Lewis was a giant of the civil rights movement, and in the modern era he continued to pursue racial justice until the time of his death. He recently led a virtual town hall alongside President Obama to mentor young activists who were leading protests following the death of George Floyd.

Born in Alabama in 1940, Lewis was the son of sharecroppers and experienced the horrors of Jim Crow in the South. Lewis began working to challenge racial segregation by participating in workshops on nonviolent confrontation as a 19-year-old college student in Nashville, Tennessee, in 1959. Lewis would go on to take part in sit-ins and demonstrations and, through his fearlessness and dedication to the cause, rise quickly in prominence in the movement. By 1961, he became one of the original participants in the Freedom Rides, the act of Black activists taking interstate bus rides to challenge the illegal but persistent practice of segregation along the routes in the South.

Often beaten and arrested as he faced segregationists head-on, his dedication to fighting white supremacy led him to become a founding member of the Student Nonviolent Coordinating Committee in 1963 (SNCC). That same year, Lewis went on to be one of the “Big Six” leaders of groups who organized the historic March on Washington. He was the last living speaker from the march.

John Lewis (CBS screengrab)

In 1965, Lewis was a prominent figure of the voting rights campaign and worked beside other civil rights leaders in Selma, Alabama. On Bloody Sunday, March 7, 1965, Lewis was among the hundreds of activists brutally attacked by state troopers as they marched across the Edmund Pettus Bridge. The group was setting out to march the 54 miles from Selma to the state capital of Montgomery to protest the recent police shooting of a 26-year-old activist who was killed when trying to protect his mother from being clubbed. Lewis suffered a concussion and fractured skull on that violent Sunday in an encounter that was captured by news cameras and broadcast to a shocked nation.

Lewis graduated from American Baptist College and from Fisk University, and holds more than 50 honorary degrees from prestigious HBCUs and Ivy League colleges. He entered Congress in 1987, and was serving his 17th term as a representative of Georgia’s Atlanta-area 5th District at the time of his death.

On Friday, President Obama made a statement about his relationship with the man who became known as the “conscience of the Congress,” saying: “I first met John when I was in law school, and I told him then that he was one of my heroes. Years later, when I was elected a US senator, I told him that I stood on his shoulders. When I was elected president of the United States, I hugged him on the inauguration stand before I was sworn in and told him I was only there because of the sacrifices he made.”

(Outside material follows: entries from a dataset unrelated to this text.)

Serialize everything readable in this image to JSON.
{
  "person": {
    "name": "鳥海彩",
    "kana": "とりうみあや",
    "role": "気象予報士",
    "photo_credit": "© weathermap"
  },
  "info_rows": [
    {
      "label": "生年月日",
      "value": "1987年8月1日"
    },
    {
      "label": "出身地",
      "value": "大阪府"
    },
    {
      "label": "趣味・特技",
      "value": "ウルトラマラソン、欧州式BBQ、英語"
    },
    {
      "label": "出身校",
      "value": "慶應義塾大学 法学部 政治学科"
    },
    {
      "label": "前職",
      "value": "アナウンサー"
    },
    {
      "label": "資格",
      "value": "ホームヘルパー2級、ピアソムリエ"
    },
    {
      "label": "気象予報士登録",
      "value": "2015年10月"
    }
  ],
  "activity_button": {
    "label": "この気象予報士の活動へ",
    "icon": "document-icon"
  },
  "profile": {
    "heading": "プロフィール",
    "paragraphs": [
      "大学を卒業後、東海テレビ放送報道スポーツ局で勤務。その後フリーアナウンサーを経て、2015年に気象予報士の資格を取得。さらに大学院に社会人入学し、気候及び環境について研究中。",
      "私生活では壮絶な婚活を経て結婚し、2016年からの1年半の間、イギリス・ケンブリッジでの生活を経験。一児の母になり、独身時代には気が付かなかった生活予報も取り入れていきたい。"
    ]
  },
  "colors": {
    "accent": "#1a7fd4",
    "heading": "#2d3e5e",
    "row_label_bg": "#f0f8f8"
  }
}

John Lewis a receiving the Presidential Medal of Freedom from Barack Obama in 2011. (Photo: CNN screen grab)

During the civil rights era, Lewis was arrested 40 times. In 2011, President Obama awarded him the Presidential Medal of Freedom, the highest civilian award bestowed by the U.S. Lewis, often described as “one of the most courageous persons the civil rights movement ever produced,” is survived by his only son, John Miles Lewis.